У подножия замковой горы встретились с возвращавшимся передовым отрядом тевтонов. Рыцарей и кнехтов вёл Бернгард. Магистр был без шлема, в испачканном плаще.
К досаде Всеволода (ненужная задержка!) Бернгард подогнал коня ближе и завёл разговор…
— Ну что, русич, получил ли ты от озера ответы на свои вопросы? — на губах тевтона — кривая усмешка, взгляд — внимательный, цепкий.
— На некоторые, — уклончиво ответил Всеволод и перевёл разговор на другое — Как ваша вылазка? Всё хорошо?
— Плохо, — отрезал Бернгард.
— Потери? — Всеволод попытался подпустить сочувствия в голос, кляня про себя магистра, так не вовремя навязавшего ему эту беседу.
— Потерь нет, но и толку — мало, — вздохнул магистр. — Всего с полсотни нахтцереров уничтожили. А ведь иной раз, бывало и за три, и за четыре сотни перехлёстывало. Наверное, не там искали. Да и рано пришлось возвращаться. Тучи, видишь, какие нагоняет. Сегодня быстро стемнеет. Надо готовиться к штурму. В общем, напрасная вылазка. А у вас?
— У нас…
«У нас — не напрасная, хоть и нет ни одного упыря на счету»
— Конрад расскажет, как у нас. А я спешу, извини.
— Куда? — прищурился тевтон.
Вот ведь прицепился, как лист банный!
— Поговорить нужно. Кое с кем.
— Уж, не за оруженосцем ли соскучился? С Эржебетт побеседовать хочешь, что ли?
Догадливый тевтон! Всеволод на миг натянул поводья и остановил коня. Зло глянул на собеседника.
— Ну, хоть бы с Эржебетт…
У которой глаза — как Мёртвое озеро.
— … и что? Ты что-то имеешь против, Бернгард?
— Да нет вообще-то, — магистр тоже придержал коня. — Странно мне просто. У девчонки ведь, вроде бы, дар речи отнялся. А ты — поговорить с ней хочешь.
— Ничего… — процедил Всеволод, — Уж как-нибудь пообщаемся.

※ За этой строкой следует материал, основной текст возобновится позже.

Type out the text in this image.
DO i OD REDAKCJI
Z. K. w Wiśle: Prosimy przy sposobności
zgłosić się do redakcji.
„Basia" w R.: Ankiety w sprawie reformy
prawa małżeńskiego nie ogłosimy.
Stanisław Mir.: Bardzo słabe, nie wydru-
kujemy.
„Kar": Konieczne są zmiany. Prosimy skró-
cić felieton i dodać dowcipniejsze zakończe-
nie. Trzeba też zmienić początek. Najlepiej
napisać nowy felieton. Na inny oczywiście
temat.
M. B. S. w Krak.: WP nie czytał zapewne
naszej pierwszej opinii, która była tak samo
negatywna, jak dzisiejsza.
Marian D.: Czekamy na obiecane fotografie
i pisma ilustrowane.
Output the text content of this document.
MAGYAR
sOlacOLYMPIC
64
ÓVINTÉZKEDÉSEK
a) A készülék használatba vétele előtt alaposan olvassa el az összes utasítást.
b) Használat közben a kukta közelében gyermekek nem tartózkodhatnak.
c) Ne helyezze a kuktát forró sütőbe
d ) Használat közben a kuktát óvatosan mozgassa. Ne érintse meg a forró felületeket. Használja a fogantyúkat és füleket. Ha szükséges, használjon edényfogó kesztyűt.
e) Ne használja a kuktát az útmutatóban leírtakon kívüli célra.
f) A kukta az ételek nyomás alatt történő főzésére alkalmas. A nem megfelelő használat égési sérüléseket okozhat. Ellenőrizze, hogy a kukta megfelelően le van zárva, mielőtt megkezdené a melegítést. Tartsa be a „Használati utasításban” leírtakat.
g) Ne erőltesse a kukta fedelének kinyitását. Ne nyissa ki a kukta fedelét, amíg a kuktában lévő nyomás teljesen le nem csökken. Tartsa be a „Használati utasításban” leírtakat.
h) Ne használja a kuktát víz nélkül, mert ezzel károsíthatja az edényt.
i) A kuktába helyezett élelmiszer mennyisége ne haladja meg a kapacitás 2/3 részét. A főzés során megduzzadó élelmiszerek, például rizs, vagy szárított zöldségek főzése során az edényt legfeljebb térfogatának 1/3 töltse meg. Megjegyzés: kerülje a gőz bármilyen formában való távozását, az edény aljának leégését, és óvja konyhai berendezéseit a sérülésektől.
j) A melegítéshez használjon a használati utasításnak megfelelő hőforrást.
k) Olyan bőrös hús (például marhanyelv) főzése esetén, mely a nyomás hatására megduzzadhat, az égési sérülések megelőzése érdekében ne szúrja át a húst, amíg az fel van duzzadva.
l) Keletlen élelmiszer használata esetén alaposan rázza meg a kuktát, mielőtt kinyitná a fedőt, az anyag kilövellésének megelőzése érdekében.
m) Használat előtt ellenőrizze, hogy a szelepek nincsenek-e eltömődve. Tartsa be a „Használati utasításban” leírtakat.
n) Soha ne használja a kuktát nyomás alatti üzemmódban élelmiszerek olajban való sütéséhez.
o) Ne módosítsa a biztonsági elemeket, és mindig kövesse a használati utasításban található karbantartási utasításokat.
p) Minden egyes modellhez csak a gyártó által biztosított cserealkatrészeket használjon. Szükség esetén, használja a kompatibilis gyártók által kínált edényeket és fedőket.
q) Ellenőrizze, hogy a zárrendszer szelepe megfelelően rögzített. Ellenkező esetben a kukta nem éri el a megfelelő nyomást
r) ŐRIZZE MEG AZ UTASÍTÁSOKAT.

На этот раз он заставит её отвечать на свои вопросы. А если не получится, значит, утром девчонка отправится с ним к Мёртвому озеру. Не захочет ехать сама — он притащит её силой. Поставит на берегу и снова взбаламутит воду серебром. Посмотрит на отражение Эржебетт рядом со своим отражением. Чтобы понять, наконец.
«Так тоже можно отличить нечеловека от человека», — говорил Бранко.
— Могу ли я поинтересоваться, о чём будет ваша беседа? — спросил Бернгард.
— Нет, — отрезал Всеволод.
Пока — нет. Сначала он должен во всём разобраться сам.
— Что ж, ладно, не буду лезть в ваши дела, — пожал плечами Бернгард, — но и ты, русич, не задерживайся там с Эржебетт. В крепости полно дел, а времени остаётся мало.
Бернгард снова озабоченно глянул на тучи, почти закрывшие уже солнце.
Всеволод тронул коня, поддал шпорами и вырвался вперёд. Сзади послышался дробный стук копыт: догоняли дружинники.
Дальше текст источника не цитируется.